Mississippi: Harvest Continues in Extremely Dry Conditions – USDA

    Mississippi Soybean Yields

    According to the National Agricultural Statistics Service in Mississippi, there were 6.5 days suitable for fieldwork for the week ending Sunday, October 4, 2015. Topsoil moisture supplies were 42 percent very short, 38 percent short, 18 percent adequate, and 2 percent surplus. Subsoil moisture supplies were 36 percent very short, 40 percent short, 21 percent adequate, and 3 percent surplus.

    Low temperatures ranged from 58.9 degrees Fahrenheit at Pontotoc to 65.8 degrees Fahrenheit at Philadelphia. Highs ranged from 70.4 degrees Fahrenheit at Booneville and Fulton to 81.8 degrees Fahrenheit at Belzoni. Most of the state received some rain with the southeast part of the state receiving the most at an average of 1.23 inches.

    Comments from Cooperative Extension Service County Agents

    Don Respess, Coahoma & Quitman Counties: “Another good week of harvest and fall tillage work. Cotton harvest is going strong and the cotton gin lots are filling up. Yields appear to be good. Soybeans range from harvesting to still watering.”

    Terry “Skip” Glidewell, Prentiss County: “Extremely dry conditions continue, despite some moisture during early and mid-week. Corn and soybean harvest continue to take advantage of dry field conditions. Some cool season forages planted, despite a lack of moisture.”

    Jon Carson, Issaquena & Sharkey Counties: “Producers are preparing the fields for fall and the cotton harvest is nearly complete with yields being reported as average.”

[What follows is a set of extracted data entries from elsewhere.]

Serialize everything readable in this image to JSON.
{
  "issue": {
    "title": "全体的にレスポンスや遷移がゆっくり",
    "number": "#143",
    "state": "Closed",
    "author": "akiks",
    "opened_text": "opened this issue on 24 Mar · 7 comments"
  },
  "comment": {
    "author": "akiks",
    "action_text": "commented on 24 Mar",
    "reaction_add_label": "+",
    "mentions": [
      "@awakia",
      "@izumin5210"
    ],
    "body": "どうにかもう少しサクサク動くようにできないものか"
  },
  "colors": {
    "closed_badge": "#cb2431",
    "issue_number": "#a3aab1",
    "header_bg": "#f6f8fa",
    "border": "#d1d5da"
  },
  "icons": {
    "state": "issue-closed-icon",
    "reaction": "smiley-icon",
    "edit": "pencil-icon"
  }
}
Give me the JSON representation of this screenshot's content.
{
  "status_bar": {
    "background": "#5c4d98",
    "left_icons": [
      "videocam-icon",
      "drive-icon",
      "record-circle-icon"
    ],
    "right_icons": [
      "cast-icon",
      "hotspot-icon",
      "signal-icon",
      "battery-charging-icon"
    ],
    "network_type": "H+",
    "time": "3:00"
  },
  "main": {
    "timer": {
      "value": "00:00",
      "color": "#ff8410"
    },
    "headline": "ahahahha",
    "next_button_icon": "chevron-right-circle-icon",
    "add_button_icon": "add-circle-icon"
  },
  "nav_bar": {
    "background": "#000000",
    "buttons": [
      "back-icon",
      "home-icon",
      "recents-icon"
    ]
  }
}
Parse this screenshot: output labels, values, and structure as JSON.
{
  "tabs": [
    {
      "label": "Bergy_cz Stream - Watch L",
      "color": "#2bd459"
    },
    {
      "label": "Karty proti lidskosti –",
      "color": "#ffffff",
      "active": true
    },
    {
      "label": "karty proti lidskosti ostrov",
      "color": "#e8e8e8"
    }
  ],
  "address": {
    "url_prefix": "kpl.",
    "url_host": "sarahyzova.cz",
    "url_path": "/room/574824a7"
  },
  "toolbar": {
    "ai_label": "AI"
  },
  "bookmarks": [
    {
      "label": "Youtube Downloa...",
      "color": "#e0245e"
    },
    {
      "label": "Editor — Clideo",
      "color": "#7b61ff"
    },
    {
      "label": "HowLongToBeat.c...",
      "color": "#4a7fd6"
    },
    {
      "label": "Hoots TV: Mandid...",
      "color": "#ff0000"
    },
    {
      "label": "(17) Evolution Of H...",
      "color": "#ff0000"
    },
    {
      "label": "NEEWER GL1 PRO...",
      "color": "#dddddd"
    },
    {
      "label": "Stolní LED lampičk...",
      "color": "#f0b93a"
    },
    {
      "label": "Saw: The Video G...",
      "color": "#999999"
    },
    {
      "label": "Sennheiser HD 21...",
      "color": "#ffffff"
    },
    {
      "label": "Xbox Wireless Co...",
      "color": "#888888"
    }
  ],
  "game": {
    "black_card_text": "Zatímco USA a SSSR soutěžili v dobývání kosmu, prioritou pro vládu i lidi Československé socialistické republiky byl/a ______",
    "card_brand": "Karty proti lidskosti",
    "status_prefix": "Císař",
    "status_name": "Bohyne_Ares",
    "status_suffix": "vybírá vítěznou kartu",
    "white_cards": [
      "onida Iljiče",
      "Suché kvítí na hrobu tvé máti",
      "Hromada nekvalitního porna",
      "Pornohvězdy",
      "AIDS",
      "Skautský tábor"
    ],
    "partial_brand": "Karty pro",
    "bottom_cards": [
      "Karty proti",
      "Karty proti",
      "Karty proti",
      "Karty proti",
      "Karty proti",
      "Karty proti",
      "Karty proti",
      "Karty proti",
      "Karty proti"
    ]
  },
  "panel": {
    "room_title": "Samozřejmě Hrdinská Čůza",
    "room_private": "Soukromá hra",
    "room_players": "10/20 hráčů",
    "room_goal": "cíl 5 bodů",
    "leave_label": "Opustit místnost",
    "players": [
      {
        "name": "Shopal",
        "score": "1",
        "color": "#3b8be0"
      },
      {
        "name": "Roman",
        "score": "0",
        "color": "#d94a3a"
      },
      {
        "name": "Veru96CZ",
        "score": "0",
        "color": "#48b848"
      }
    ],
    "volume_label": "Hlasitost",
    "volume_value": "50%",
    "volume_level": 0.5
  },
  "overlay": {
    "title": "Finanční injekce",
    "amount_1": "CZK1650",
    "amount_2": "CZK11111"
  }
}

    Randall “Randy” McKey III, Amite County: “The past week was another dry one. The last significant rainfall we have had was back in late July and early August. We are in need of a significant amount of rain. Soybeans across the county are being harvested throughout the upcoming week.”

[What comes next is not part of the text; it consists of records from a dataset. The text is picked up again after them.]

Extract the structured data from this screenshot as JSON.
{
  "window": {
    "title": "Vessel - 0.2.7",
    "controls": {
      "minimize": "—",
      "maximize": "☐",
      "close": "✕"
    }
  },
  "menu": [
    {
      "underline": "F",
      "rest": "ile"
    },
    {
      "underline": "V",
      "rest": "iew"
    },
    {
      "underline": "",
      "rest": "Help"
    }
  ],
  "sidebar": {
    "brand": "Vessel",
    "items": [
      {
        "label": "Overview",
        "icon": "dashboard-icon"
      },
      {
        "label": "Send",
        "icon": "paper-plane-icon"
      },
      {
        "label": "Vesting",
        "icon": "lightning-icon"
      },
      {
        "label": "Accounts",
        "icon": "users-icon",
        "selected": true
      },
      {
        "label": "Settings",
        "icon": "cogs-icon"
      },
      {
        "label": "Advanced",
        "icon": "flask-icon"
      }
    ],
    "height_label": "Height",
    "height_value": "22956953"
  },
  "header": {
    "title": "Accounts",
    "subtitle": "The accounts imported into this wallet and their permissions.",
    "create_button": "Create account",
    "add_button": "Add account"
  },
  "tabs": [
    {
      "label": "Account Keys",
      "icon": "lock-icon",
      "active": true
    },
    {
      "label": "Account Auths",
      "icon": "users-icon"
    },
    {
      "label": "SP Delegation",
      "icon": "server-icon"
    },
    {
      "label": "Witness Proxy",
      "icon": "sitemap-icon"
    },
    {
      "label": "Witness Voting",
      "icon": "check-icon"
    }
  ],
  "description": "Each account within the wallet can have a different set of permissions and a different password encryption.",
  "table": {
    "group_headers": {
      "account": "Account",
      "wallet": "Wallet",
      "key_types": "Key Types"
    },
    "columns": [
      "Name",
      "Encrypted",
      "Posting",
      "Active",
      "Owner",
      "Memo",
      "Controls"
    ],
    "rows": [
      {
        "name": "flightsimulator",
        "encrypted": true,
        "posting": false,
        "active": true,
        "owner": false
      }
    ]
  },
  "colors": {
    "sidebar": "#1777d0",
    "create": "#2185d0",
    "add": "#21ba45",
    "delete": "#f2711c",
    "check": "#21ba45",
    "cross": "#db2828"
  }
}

    Lamar Adams, Pike County: “Lack of rainfall continues to fuel extremely dry soil conditions that are negatively impacting plant and animal performance. Shortages of late summer pasture grass is limiting hay yields and are forcing beef and dairy producers to feed hay earlier than usual. Planting cool season forages will be delayed until we get some much needed rain.”